We met at the Starbucks on the corner of Hollywood & Vine. His hair was long and loosely locked, draping over a scarred leather jacket. Twinkling eyes smiled up to greet me as I took the only seat available near the window. I'd come here often to be entranced by the cinema of people walking by, an occasional celebrity sighting or the Tetris of cars as they jockeyed through a busy intersection. Sometimes I'd listen to music, lectures or read a book. Sometimes I'd watch quietly, letting the scene erupt in silence

Christopher's eyes fell back down to a guitar that had been cradled in his lap. Chatter and espresso making swelled as I nibbled banana nut bread and kissed hot chocolate. People outside poked their phones while walking by or stared ahead purposefully. Waves of commuters would rush by from a nearby train station or sometimes a bubble of tourists would float through, but overall it was calm. This was a day to watch quietly.

"I don't really know much yet," Christopher's voice cut in. I glanced over to find him caressing strings and tickling chrome pegs.
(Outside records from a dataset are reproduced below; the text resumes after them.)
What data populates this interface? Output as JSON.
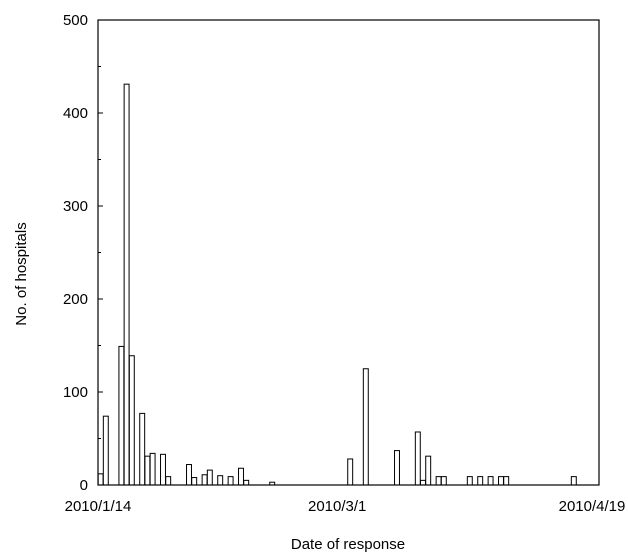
{
  "chart_data": {
    "type": "bar",
    "title": "",
    "xlabel": "Date of response",
    "ylabel": "No. of hospitals",
    "ylim": [
      0,
      500
    ],
    "y_ticks": [
      "0",
      "100",
      "200",
      "300",
      "400",
      "500"
    ],
    "y_tick_values": [
      0,
      100,
      200,
      300,
      400,
      500
    ],
    "x_start_date": "2010/1/14",
    "x_end_date": "2010/4/19",
    "x_ticks": [
      "2010/1/14",
      "2010/3/1",
      "2010/4/19"
    ],
    "grid": false,
    "legend": "none",
    "series": [
      {
        "x": [
          "2010/1/14",
          "2010/1/15",
          "2010/1/18",
          "2010/1/19",
          "2010/1/20",
          "2010/1/22",
          "2010/1/23",
          "2010/1/24",
          "2010/1/26",
          "2010/1/27",
          "2010/1/31",
          "2010/2/1",
          "2010/2/3",
          "2010/2/4",
          "2010/2/6",
          "2010/2/8",
          "2010/2/10",
          "2010/2/11",
          "2010/2/16",
          "2010/3/3",
          "2010/3/6",
          "2010/3/12",
          "2010/3/16",
          "2010/3/17",
          "2010/3/18",
          "2010/3/20",
          "2010/3/21",
          "2010/3/26",
          "2010/3/28",
          "2010/3/30",
          "2010/4/1",
          "2010/4/2",
          "2010/4/15"
        ],
        "values": [
          12,
          74,
          149,
          431,
          139,
          77,
          31,
          34,
          33,
          9,
          22,
          8,
          11,
          16,
          10,
          9,
          18,
          5,
          3,
          28,
          125,
          37,
          57,
          5,
          31,
          9,
          9,
          9,
          9,
          9,
          9,
          9,
          9
        ]
      }
    ],
    "colors": {
      "bar_fill": "#ffffff",
      "bar_stroke": "#000000",
      "axis": "#000000"
    }
  }
}
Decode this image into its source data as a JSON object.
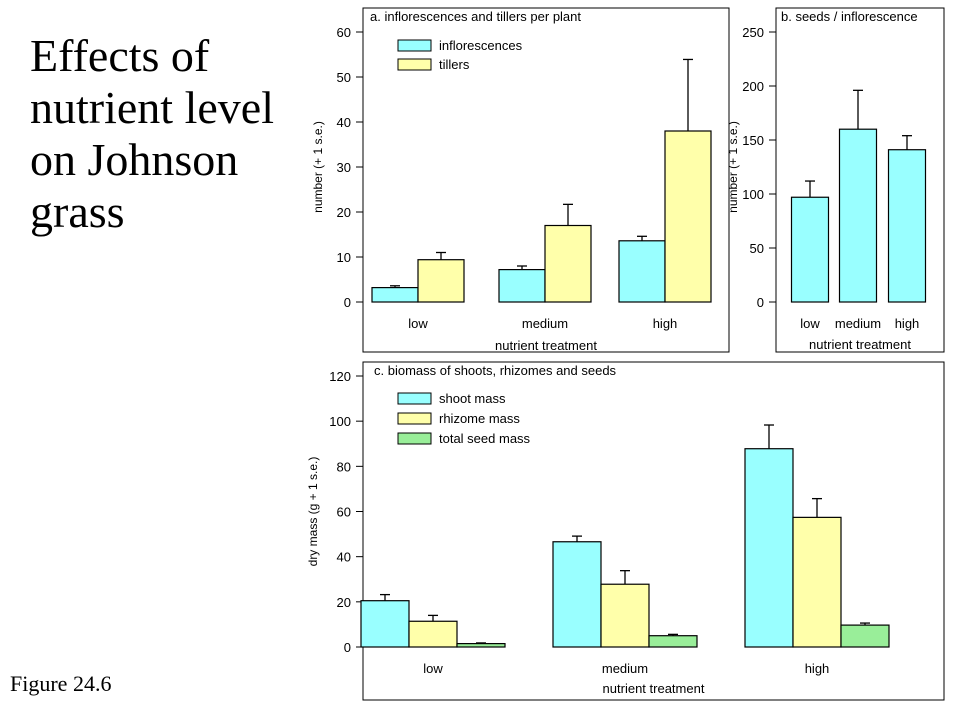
{
  "slide": {
    "title": "Effects of nutrient level on Johnson grass",
    "figure_label": "Figure 24.6"
  },
  "chart_data": [
    {
      "type": "bar",
      "title": "a. inflorescences and tillers per plant",
      "xlabel": "nutrient treatment",
      "ylabel": "number (+ 1 s.e.)",
      "ylim": [
        0,
        60
      ],
      "yticks": [
        0,
        10,
        20,
        30,
        40,
        50,
        60
      ],
      "categories": [
        "low",
        "medium",
        "high"
      ],
      "legend_position": "top-left",
      "series": [
        {
          "name": "inflorescences",
          "color": "#99ffff",
          "values": [
            3.2,
            7.2,
            13.6
          ],
          "errors": [
            0.4,
            0.8,
            1.0
          ]
        },
        {
          "name": "tillers",
          "color": "#ffffaa",
          "values": [
            9.4,
            17.0,
            38.0
          ],
          "errors": [
            1.6,
            4.7,
            15.9
          ]
        }
      ]
    },
    {
      "type": "bar",
      "title": "b. seeds / inflorescence",
      "xlabel": "nutrient treatment",
      "ylabel": "number (+ 1 s.e.)",
      "ylim": [
        0,
        250
      ],
      "yticks": [
        0,
        50,
        100,
        150,
        200,
        250
      ],
      "categories": [
        "low",
        "medium",
        "high"
      ],
      "series": [
        {
          "name": "",
          "color": "#99ffff",
          "values": [
            97,
            160,
            141
          ],
          "errors": [
            15,
            36,
            13
          ]
        }
      ]
    },
    {
      "type": "bar",
      "title": "c. biomass of shoots, rhizomes and seeds",
      "xlabel": "nutrient treatment",
      "ylabel": "dry mass (g + 1 s.e.)",
      "ylim": [
        0,
        120
      ],
      "yticks": [
        0,
        20,
        40,
        60,
        80,
        100,
        120
      ],
      "categories": [
        "low",
        "medium",
        "high"
      ],
      "legend_position": "top-left",
      "series": [
        {
          "name": "shoot mass",
          "color": "#99ffff",
          "values": [
            20.5,
            46.6,
            87.8
          ],
          "errors": [
            2.7,
            2.5,
            10.5
          ]
        },
        {
          "name": "rhizome mass",
          "color": "#ffffaa",
          "values": [
            11.4,
            27.8,
            57.4
          ],
          "errors": [
            2.6,
            6.0,
            8.3
          ]
        },
        {
          "name": "total seed mass",
          "color": "#99ee99",
          "values": [
            1.5,
            5.0,
            9.7
          ],
          "errors": [
            0.3,
            0.6,
            0.9
          ]
        }
      ]
    }
  ]
}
He looked up again and smiled, "It still needs tuning." The guitar found its way to him while traveling. For the past year he'd been backpacking down the coast from Seattle, hitching rides along the way and making new friends. His story spilled out and the more he spoke, the more open I felt. His guitar rested by his side and my hot chocolate grew cold as words danced between us. Time bled.

Staff had grown impatient with a homeless man who seemed disoriented. Christopher's attention shifted. He gazed as the man struggled to speak while being pressured outdoors. Suddenly Christopher was out there pleading with him, "What do you need?" No response. He continued, "Are you hungry?" Christopher came back, grabbed something from the display and went outside to present it to the man. Their eyes met. The man took the gift and shuffled away. Christopher watched like a shepherd.

His eyes were sad when he came back. It didn't feel right to ask what happened. "We always forget," he murmured as he studied the scene in front of us. The air clogged before he melted again with a smile, "but we remember." His eyes snapped to me with fierce clarity, "We forget so we can remember."